Canada has taken a different approach, however, to the limits it places on its international student population and their ability to work. Recently, Canadian Minister of Immigration, Refugees, and Citizenship, the Honourable Sean Fraser, announced the temporary lifting of the 20-hour-per-week cap on the number of hours that eligible post-secondary students are allowed to work off-campus while class is in session. In doing so, international students will see greater opportunity to gain valuable work experience and financially support themselves while maintaining their student status.
The most significant difference between the Canadian and American approach to international student work is the absolute permission for those in Canada to work off-campus whereas those in the United States may not work off-campus during the first academic year and are subject to strict conditions and restrictions for any academic year following. Now, with Canada’s recent changes, international students stand to make much more significant financial gains than their counterparts in the United States irrespective of their status as athletes.

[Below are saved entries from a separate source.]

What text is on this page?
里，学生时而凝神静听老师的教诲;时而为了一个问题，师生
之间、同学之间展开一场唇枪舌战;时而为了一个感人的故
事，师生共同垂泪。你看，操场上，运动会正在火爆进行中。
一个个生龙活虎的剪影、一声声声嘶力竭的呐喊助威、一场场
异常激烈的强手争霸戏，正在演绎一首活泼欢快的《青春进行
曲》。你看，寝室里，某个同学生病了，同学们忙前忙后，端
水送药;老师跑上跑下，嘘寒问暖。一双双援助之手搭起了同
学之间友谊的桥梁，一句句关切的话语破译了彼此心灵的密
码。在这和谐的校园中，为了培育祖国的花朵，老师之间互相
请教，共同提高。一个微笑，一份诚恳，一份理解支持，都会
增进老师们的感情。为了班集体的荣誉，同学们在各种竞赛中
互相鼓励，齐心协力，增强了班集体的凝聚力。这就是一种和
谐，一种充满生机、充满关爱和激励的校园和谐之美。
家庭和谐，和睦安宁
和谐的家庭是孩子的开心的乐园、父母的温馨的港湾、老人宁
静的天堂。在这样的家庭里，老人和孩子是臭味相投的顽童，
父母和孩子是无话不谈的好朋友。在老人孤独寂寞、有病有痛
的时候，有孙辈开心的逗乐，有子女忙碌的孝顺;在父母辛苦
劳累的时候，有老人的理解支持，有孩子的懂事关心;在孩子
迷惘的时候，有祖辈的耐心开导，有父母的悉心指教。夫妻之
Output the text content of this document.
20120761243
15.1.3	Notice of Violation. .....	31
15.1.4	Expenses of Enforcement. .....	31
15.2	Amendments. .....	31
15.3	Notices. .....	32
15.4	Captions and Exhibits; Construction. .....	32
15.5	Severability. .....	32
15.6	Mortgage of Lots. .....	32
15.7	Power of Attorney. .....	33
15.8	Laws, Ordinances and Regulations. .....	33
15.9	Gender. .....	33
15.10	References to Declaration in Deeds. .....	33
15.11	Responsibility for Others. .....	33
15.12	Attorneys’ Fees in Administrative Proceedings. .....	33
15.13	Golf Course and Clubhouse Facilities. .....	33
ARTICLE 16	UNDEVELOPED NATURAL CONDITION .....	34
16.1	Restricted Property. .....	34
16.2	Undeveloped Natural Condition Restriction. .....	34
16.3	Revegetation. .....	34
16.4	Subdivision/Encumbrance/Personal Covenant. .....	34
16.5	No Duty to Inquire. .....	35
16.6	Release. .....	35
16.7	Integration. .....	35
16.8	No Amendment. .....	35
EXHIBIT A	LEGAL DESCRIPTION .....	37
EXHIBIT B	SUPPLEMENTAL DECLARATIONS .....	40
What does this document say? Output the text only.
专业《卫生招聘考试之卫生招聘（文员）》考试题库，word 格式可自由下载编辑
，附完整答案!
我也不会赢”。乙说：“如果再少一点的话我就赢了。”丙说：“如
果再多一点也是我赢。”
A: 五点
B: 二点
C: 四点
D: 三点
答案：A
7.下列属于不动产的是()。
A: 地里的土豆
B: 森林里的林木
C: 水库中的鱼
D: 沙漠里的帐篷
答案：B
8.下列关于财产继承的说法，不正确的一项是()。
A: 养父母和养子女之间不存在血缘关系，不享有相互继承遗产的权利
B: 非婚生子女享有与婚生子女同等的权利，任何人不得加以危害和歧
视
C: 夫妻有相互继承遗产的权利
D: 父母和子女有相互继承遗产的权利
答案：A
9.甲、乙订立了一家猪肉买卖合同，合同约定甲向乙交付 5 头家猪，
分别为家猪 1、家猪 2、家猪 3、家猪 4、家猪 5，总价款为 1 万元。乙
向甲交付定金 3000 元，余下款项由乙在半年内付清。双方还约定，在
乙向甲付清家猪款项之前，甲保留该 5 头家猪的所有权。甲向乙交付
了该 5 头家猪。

It is imperative then, having regard for the actions of their neighbours to the North, that the United States amend their off-campus work limits for its international students so that the population, and specifically student-athletes, can pursue financial gain. As NIL rights continue to level the playing field among athletes and provide earning parity between schools, it is imperative that American schools aim to do the same as Canada has done; until then, the earning situation for student athletes will remain far from an equal and equitable set-up for student-athlete compensation, as the international population among them still faces significant obstacles to profiting off of their NIL.